/RockTheBoar

Convolutional Neural Network pipeline for pixel-wise recognition of cars in an image.

Primary LanguagePython

RockTheBoar

Code written as part of the Kaggle Carvana Image Masking Challenge. The overal goal of this competition was to design an algorithm to accurately mask cars in images.

This network was used for our final submission. The architecture is a 12 layer autoencoder-style fully convolutional neural network - 6 convolutional layers followed by 6 deconvolutional layers. Dice co-effecient is used as a accuracy metric, and Adaptive Moment Estimation (Adam) is used for gradient descent optimization.

The network is trained on images of cars, each at 16 different angles, with corresponding masks as targets. The fully trained network provides a pixel-wise "probability of car" estimate.
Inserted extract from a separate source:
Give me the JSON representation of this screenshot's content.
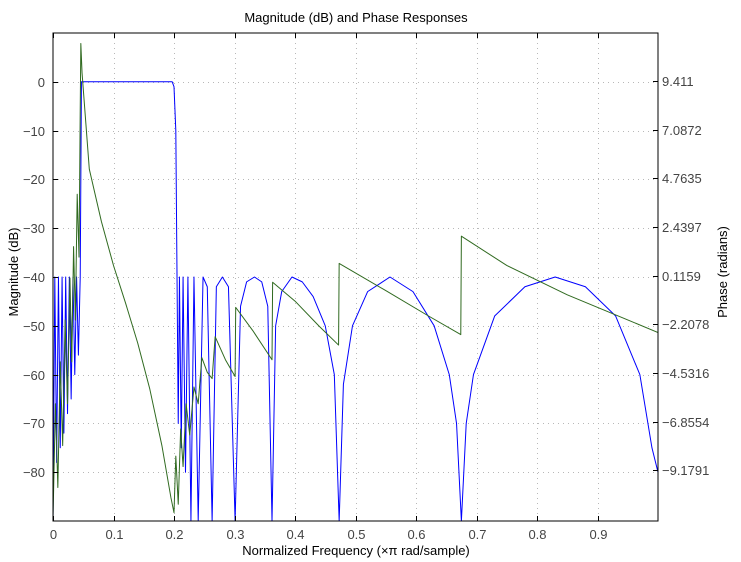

Functions of some of the key scripts:

  • convnet_architecture_12l.py: The network architecture, written in tensorflow.
  • train_network.py: The training framework.
  • input_pipeline.py: Image loading functions.
  • infer_function.py: Loads the trained model for inference on test images.
  • filter_csv.py: Post-processing pipeline with tuned filtering, smoothing and tuned filtering.

Initial Prototyping for a simple convolutional network of 3 layers is implemented. The input/output pipelines were forked from Bruno G. do Amaral's Naive Keras model. Network architecture can be edited in simple_model.py.

Authors

Donald Lee-Brown(@dleebrown), Sinan Deger(@sinandeger) and Nesar Ramachandra (@nesar)